Deep learning has provided state-of-the-art LLM models capable of generating answers in a specific dialog context, having a desired speech tone that creates an impression of a personality to the user, thus manifesting a specific character and attitude. Trustworthiness of responses can be further increased when the system implements retrieval augmented generation (RAG), a method where relevant and accurate information found in documents is provided to the input prompt of a pre-trained transformer. The RAG method alleviates the problem of confabulation, where a response by the model has high confidence but it is inaccurate or undesired, since the probabilistic behavior is restricted to follow the content of these documents. Accurate automatic speech recognition (ASR) and realistic text-to-speech (TTS) synthesis are now available as a ready-to-use cloud service, which can facilitate verbal communication between the system and the user. Using a rapid software development (RAD) tool, like the Unity development platform, we can animate 3D avatars and sync the movement of lips with the generated voice, as part of an augmented reality (AR) experience.

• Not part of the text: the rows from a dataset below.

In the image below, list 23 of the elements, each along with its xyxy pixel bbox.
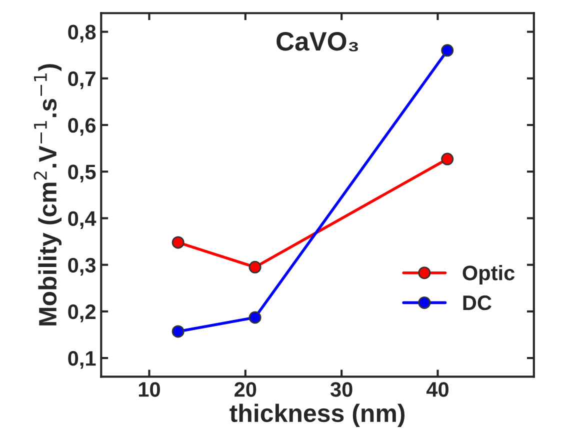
y-tick-label: 0,8	[68, 24, 96, 43]
point	[441, 152, 454, 166]
x-tick-label: 20	[234, 382, 256, 397]
point	[248, 260, 262, 274]
y-tick-label: 0,1	[68, 351, 96, 369]
x-tick-label: 40	[426, 382, 448, 397]
text: CaVO₃	[276, 32, 358, 52]
point	[172, 325, 184, 338]
y-tick-label: 0,3	[68, 258, 96, 276]
legend-label: DC	[463, 295, 492, 310]
legend-label: Optic	[462, 265, 515, 284]
x-tick-label: 30	[330, 382, 352, 397]
y-tick-label: 0,2	[68, 304, 96, 322]
y-tick-label: 0,7	[68, 71, 96, 90]
point	[248, 311, 262, 324]
y-tick-label: 0,5	[68, 164, 96, 182]
y-tick-label: 0,6	[68, 118, 96, 136]
y-axis-title: Mobility (cm$^{2}$.V$^{−1}$.s$^{−1}$)	[34, 64, 62, 326]
x-tick-label: 10	[138, 382, 160, 397]
point	[172, 236, 184, 249]
point	[441, 44, 454, 57]
y-tick-label: 0,4	[68, 211, 96, 229]
x-axis-title: thickness (nm)	[230, 404, 405, 428]
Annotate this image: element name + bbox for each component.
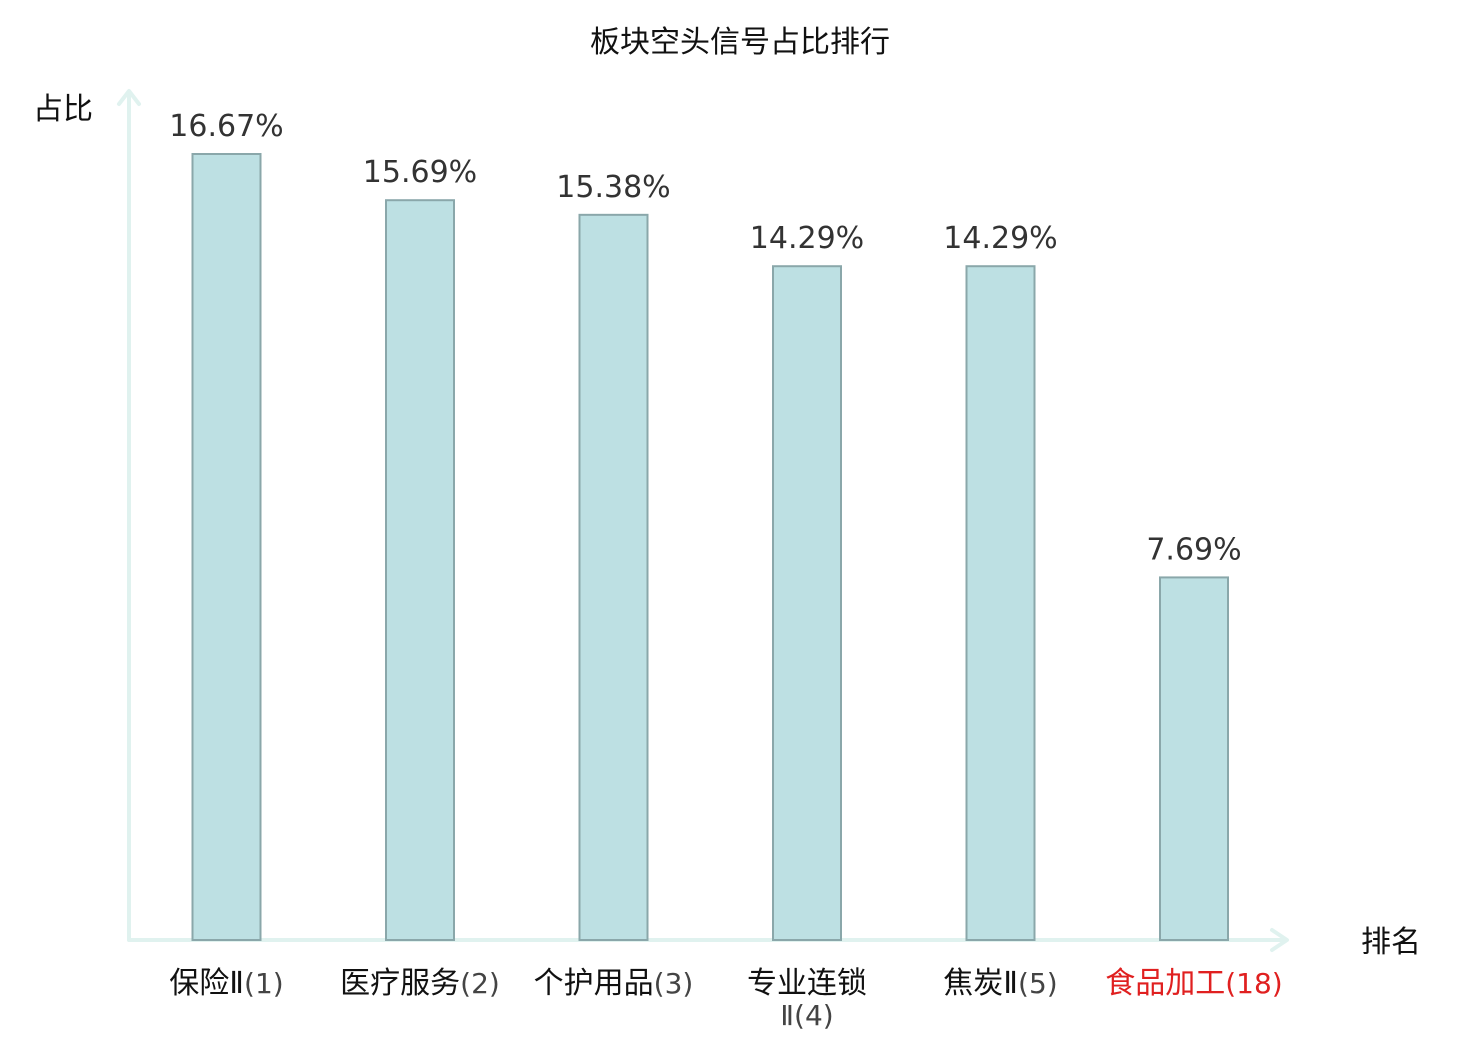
- y-axis: [117, 89, 141, 942]
- category-name: 保险Ⅱ: [169, 966, 244, 1001]
- category-label: 食品加工(18): [1105, 966, 1282, 1001]
- category-name: 专业连锁: [747, 966, 867, 1001]
- category-name: 焦炭Ⅱ: [943, 966, 1018, 1001]
- category-rank: Ⅱ(4): [780, 999, 833, 1032]
- category-name: 食品加工: [1105, 966, 1225, 1001]
- bar: [965, 265, 1036, 941]
- bar-value-label: 14.29%: [943, 221, 1057, 256]
- x-axis-label: 排名: [1361, 925, 1421, 960]
- category-label: 保险Ⅱ(1): [169, 966, 283, 1001]
- category-rank: (2): [460, 967, 500, 1000]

Blueavatars’ VirtualZeus is a prototype mobile application of an HCI for a chatbot, where the user can ask questions to a virtual character from the Greek mythology, incarnated through the combination of computer animation and augmented reality with spoken natural language processing and generation. The ancient god Zeus has been chosen as a testbed for the four aspects of the project’s implementation that are visualization, verbal interaction, information retrieval and natural language generation. The modules in the AI tier of the architecture use the Google Cloud Speech-To-Text API and the ElevenLabs Text-To-Speech generative models, while a locally deployed LLM enables robust English and Greek generation. This requirement is satisfied by Llama Krikri, a lightweight model that was created by ISLP by fine-tuning Meta’s Llama 3.1 8B on Greek corpora. The 3D Avatar of Zeus was created with Blender, where shape keys have been designed to allow the lips to move according to the desired visemes, the facial characteristic that many phonemes may potentially share. The prototype is an Android application, which uses the ARCore component in Unity to project the face of Zeus in the environment that is captured by the device camera.
The user speaks to the microphone to prompt a locally deployed LLM, and hears the response while the face of VirtualZeus is animated. The virtual persona was designed through extensive prompt engineering, where a role was specified and guided with a list of additional instructions. The RAG system has a collection of documents on Greek mythology that are composed by human experts, and contain information like names, relationships, genealogy, places and events, mostly from the works of Hesiod and Homer. A limited evaluation of the system revealed that most of the users prefer the HCI demonstrated by VirtualZeus that resembles the natural dialog between humans, instead of a text-based chatbot UX. Additionally, 78% of the users found the answers given on Greek mythology accurate.